NEC's counterfeit cellphone battery blocker
NEC's new system which can detect the use of counterfeit batteries in cellphones and digital cameras and deny their use might help prevent teenage girls' asses from catching on fire, but it'll also give manufacturers the ability to charge even more for their already overpriced replacement batteries. Supposedly one major Japanese digital camera maker is already on tap to use this next year.
UPDATE: We just got a hot tip that Sony is planning to add something like this to their laptops, and that if the laptop detects a non-Sony battery it will simplyrefuse to work and prompt the user to insert an original one.






















Wait, you forgot the added bonus of giving the consumer a big reason to avoid buying their products. What is it with this "Sony-like proprietary" attitude? I just don't get it.
We've been fighting the printer companies to prevent them from doing this very thing. We want them to allow us to use replacement cartriges from other vendors - bringing prices down through competition... but, now we're happy that companies will use proprietary interfaces to their batteries.
I expect the very next move is that these proprietary battery prices skyrocket and we're stuck with only one vendor for our battery.
Dell has been protecting against 3rd party laptop batteries for a while now. Add Apple to the list also.

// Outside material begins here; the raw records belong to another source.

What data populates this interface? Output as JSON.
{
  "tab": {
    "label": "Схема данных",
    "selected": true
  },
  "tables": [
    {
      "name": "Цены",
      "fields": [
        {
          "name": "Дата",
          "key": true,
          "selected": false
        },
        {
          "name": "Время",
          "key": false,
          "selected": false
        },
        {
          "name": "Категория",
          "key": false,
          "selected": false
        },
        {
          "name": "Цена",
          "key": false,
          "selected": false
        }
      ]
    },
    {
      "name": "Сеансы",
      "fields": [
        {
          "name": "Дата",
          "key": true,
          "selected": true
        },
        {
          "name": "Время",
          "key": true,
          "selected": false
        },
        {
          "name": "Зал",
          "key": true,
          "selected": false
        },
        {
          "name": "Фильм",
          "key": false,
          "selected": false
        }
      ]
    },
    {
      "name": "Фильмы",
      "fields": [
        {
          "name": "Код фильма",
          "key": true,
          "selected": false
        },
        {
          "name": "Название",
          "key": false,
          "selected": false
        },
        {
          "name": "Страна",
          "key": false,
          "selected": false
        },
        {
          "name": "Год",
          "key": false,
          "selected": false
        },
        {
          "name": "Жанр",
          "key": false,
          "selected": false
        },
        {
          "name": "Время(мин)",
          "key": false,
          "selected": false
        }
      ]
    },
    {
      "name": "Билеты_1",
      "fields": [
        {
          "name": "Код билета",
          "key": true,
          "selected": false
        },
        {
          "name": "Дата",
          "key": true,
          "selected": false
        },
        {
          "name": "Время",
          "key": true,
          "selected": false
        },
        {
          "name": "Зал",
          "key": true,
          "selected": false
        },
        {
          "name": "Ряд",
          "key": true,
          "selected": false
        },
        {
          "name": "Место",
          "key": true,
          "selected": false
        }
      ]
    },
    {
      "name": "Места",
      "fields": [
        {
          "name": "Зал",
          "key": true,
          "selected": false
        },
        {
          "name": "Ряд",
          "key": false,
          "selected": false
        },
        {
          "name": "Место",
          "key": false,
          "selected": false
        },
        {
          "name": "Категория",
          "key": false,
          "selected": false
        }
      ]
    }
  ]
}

With the printer cartridges, you can go ahead and argue that they are giving away the razor and over-charging for the blades... But with the batteries?? Get serious! These are $1-2k laptops with $50 replacement batteries. There is a consumer visibility issue. When the laptop battery dies after an hour of use while working on your term paper, the consumer tends to blame the laptop manufacturer, not the battery manufacturer. They have a real incentive to keep crappy batteries out of their products... Besides the fires!